I’m fully engaged in the Intellectual Dark Web. Rubin has a point and one that I have been arguing for at least a couple of years on my FB page. What matters most these days is the relationship of liberty to the individual vs. power of the state. That sliding scale is what defines political preferences more than the label Democrat or Republican or Libertarian. Everywhere here in the U.S. this is the only conversation we are really having these days. What is the state’s role in our lives – at a personal level, how we conduct business, what choices we should have (vs. what we are given), etc.
Further, the warping of political labels like fascism (which is often incorrectly attributed to the right side of the spectrum) and socialism are labeled without any discipline or understanding of the above concept. The short of it is this: If you agree with more government guidance or authority in your life then you lean left. If you like less, you lean right. The extreme of each position is totalitarianism on the left (with various less severe types to the right of that most extremist manifestation of the left, like Communism, Socialism, and yes, Fascism – which also includes Nazism). Then you reach the center of the political spectrum, which some might say, is truly the independent position of a person who sees tradeoffs between the two opposing viewpoints and often will pick and choose their stances based on their preferences of how to be governed with trade offs for any particular position well considered. Then on the extreme right, the farthest rightward position that exists, is the lack of all laws, also known as Anarchy. To the left of this most extremist rightward state of Anarchy, are labels like Libertarian and Conservative.
The thing that often gets mistaken or misunderstood by those that want to mix up the labels, is that the only dynamic that matters is the relationship of government power to the individual and how much, or how little it has, over us. How that occurs is a matter of tactics by the state and often times something like Fascism is incorrectly attributed to being a right wing power abuse. But that isn’t how the spectrum works when you factor in the only important part of the equation when determining political spectrums and where political orientations fall. In other words, you cannot (on the spectrum of political orientations) go from CENTER > CONSERVATIVE > LIBERTARIAN (all increasingly less laws and power of the state over the individual) and then pop in FASCISM and have that make logical sense. FASCISM is a state where more power over the individual exists from the government and therefore is a leftward leaning phenomenon, closer to Communism and Totalitarianism, and completely at odds with Libertarianism.
But, in order to make this twisted logic stick, people who don’t understand this well commonly refer to Y axis on the X axis of political spectrum in order to somehow place this additional Fascism concept on the right side of the political spectrum, but above the X axis. Which is another way of saying, it doesn’t actually relate to the left to right, and vice versa, determination of Personal Liberty vs. State Power and becomes an utterly arbitrary Y point that anyone can create the criteria for and decide where it sits on this graph.
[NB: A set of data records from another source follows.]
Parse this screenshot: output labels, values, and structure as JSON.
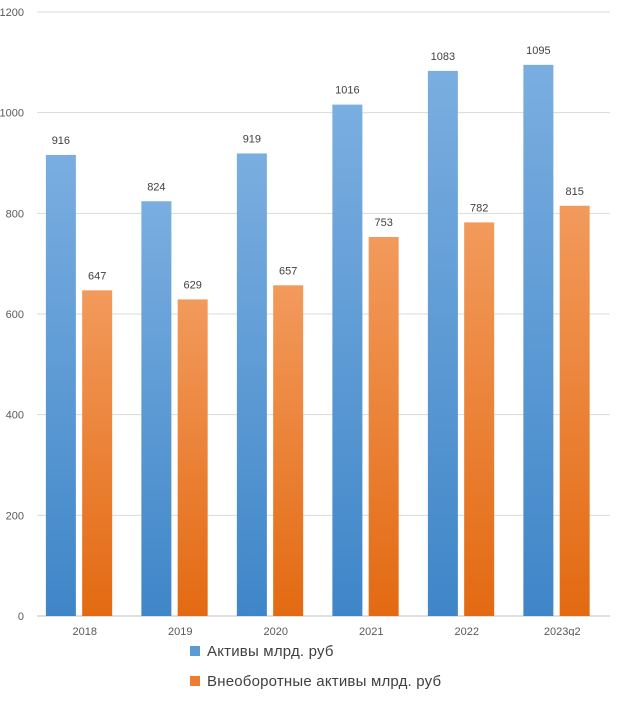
{
  "chart_data": {
    "type": "bar",
    "categories": [
      "2018",
      "2019",
      "2020",
      "2021",
      "2022",
      "2023q2"
    ],
    "series": [
      {
        "name": "Активы млрд. руб",
        "values": [
          916,
          824,
          919,
          1016,
          1083,
          1095
        ],
        "color": "#5B9BD5"
      },
      {
        "name": "Внеоборотные активы млрд. руб",
        "values": [
          647,
          629,
          657,
          753,
          782,
          815
        ],
        "color": "#ED7D31"
      }
    ],
    "data_labels": [
      [
        "916",
        "824",
        "919",
        "1016",
        "1083",
        "1095"
      ],
      [
        "647",
        "629",
        "657",
        "753",
        "782",
        "815"
      ]
    ],
    "y_ticks": [
      "0",
      "200",
      "400",
      "600",
      "800",
      "1000",
      "1200"
    ],
    "ylim": [
      0,
      1200
    ],
    "grid": true,
    "legend_position": "bottom"
  }
}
In any case, I wanted to get this out in some form, because there is a lot of misunderstanding (and outright abuse) of political labels and what makes them meaningful to discussions and a real understanding of the factors involved in determining where any political system exists here in the domestic United States. It is worth understanding as well, that typically European politics are so leftward in general (meaning: they fundamentally agree that a standard baseline of government provisions and control in their life is acceptable and even required), that when they call someone rightwing they often are describing someone who is probably center left here in the U.S. This is because their center of politics is to the left of ours here in the U.S. where their baseline of government oversight and power over the individual is much more accepting as conventionally correct than we do here in the U.S.
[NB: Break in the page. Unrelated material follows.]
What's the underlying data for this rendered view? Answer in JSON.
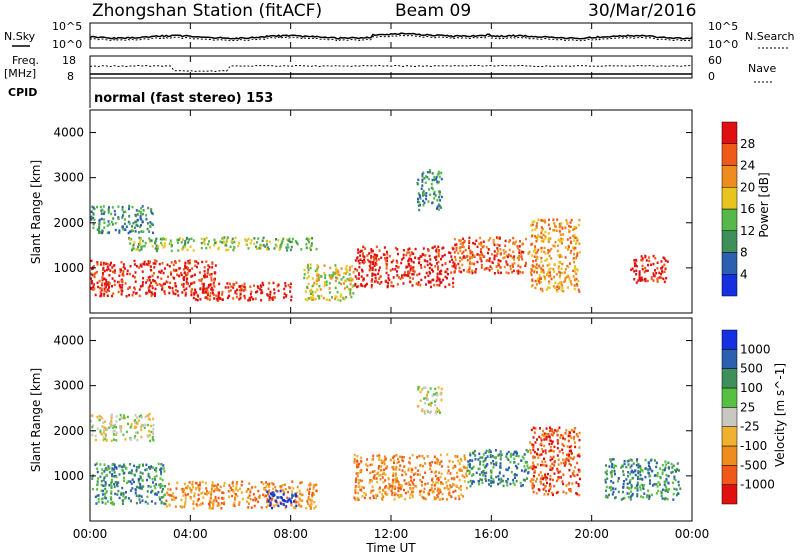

Dave Rubin hits this on the head with his analysis here. I’m glad to realize that there are others who are coming to the same conclusion as I have over the last few years on this. Wisdom comes when calling things by their right names, as the saying goes. We’d be much better off if our conversations where consciously aware that this is the essential argument we are having today as a country: Do you want more freedom or less? Do you want more government rules on how to live your life or less? Do you want others to also be more regulated or less?
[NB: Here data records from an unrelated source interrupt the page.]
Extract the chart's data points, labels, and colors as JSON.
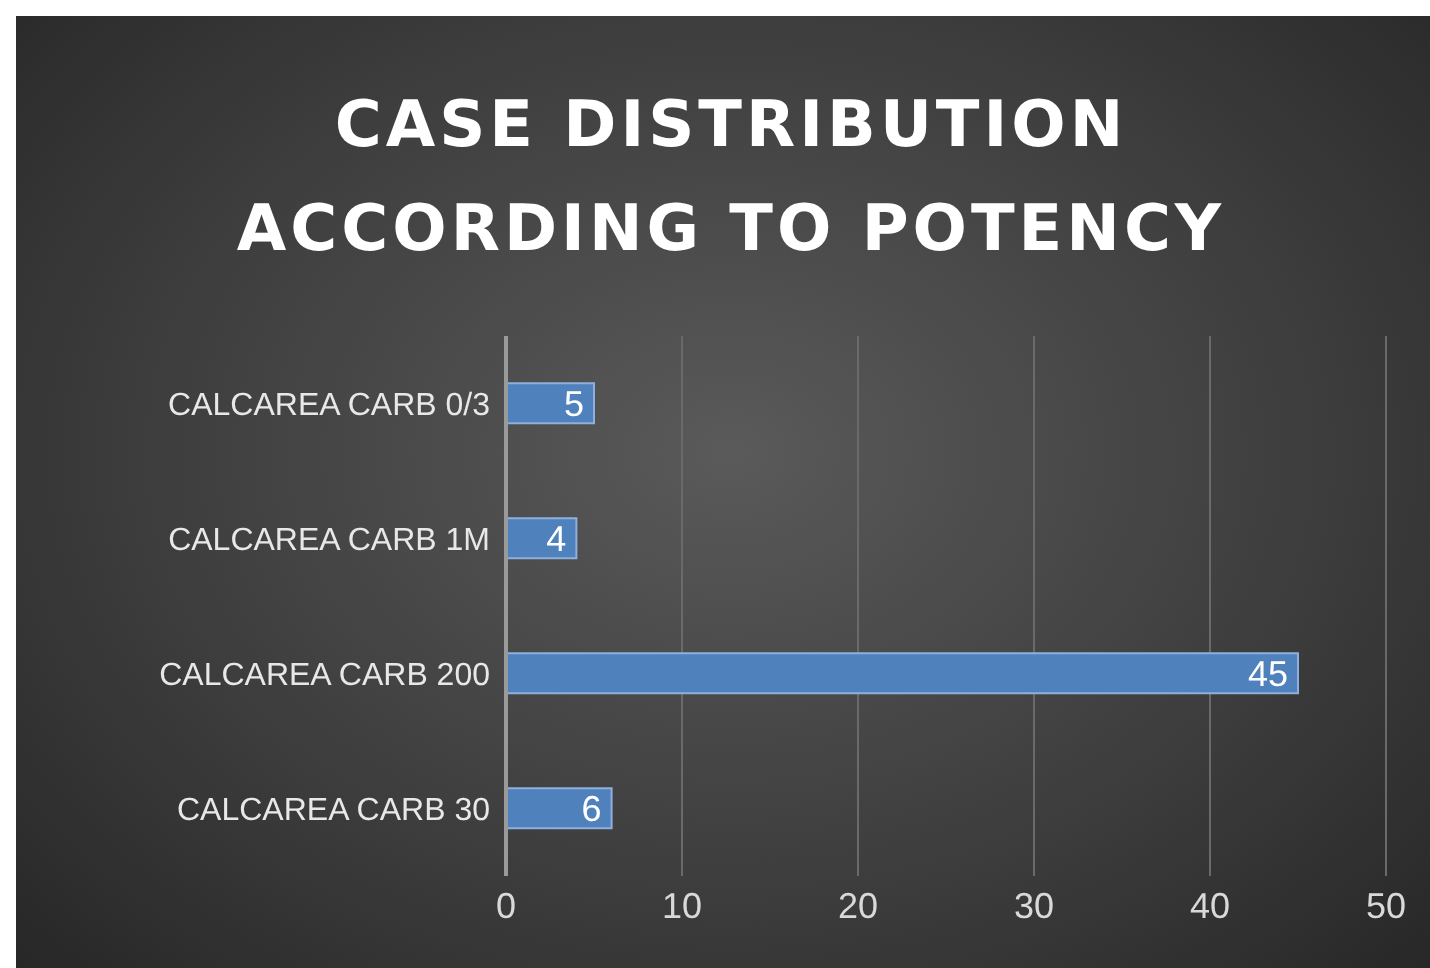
{
  "chart_data": {
    "type": "bar",
    "orientation": "horizontal",
    "title": "CASE DISTRIBUTION ACCORDING TO POTENCY",
    "categories": [
      "CALCAREA CARB 0/3",
      "CALCAREA CARB 1M",
      "CALCAREA CARB 200",
      "CALCAREA CARB 30"
    ],
    "values": [
      5,
      4,
      45,
      6
    ],
    "color": "#4f81bd",
    "data_labels": true,
    "xlim": [
      0,
      50
    ],
    "xticks": [
      0,
      10,
      20,
      30,
      40,
      50
    ],
    "grid": "x"
  }
}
I know where I stand on this – and probably why you will see me argue for less government authority in our life. As a budding artist, but also a huge freak for Free Speech and options to have on how we want to live our life and spend our money, I fall on the side of liberty and freedom, with all the trade offs of security that entails. I don’t like it when I see the whiff of government starting to encroach on these freedoms, usually where our artists live daily – on the fringes of what is acceptable or not. I hold this to be true even when most artists today don’t realize that the solutions they advocate for government roles in our lives is actually decreasing their long term options and liberty for the sake of some security through the force of law. That part makes me sad, but that’s why we need an Intellectual Dark Web – people committed to discussing and figuring out these essential ideas before we, as citizens, come to blows on things we really shouldn’t have to.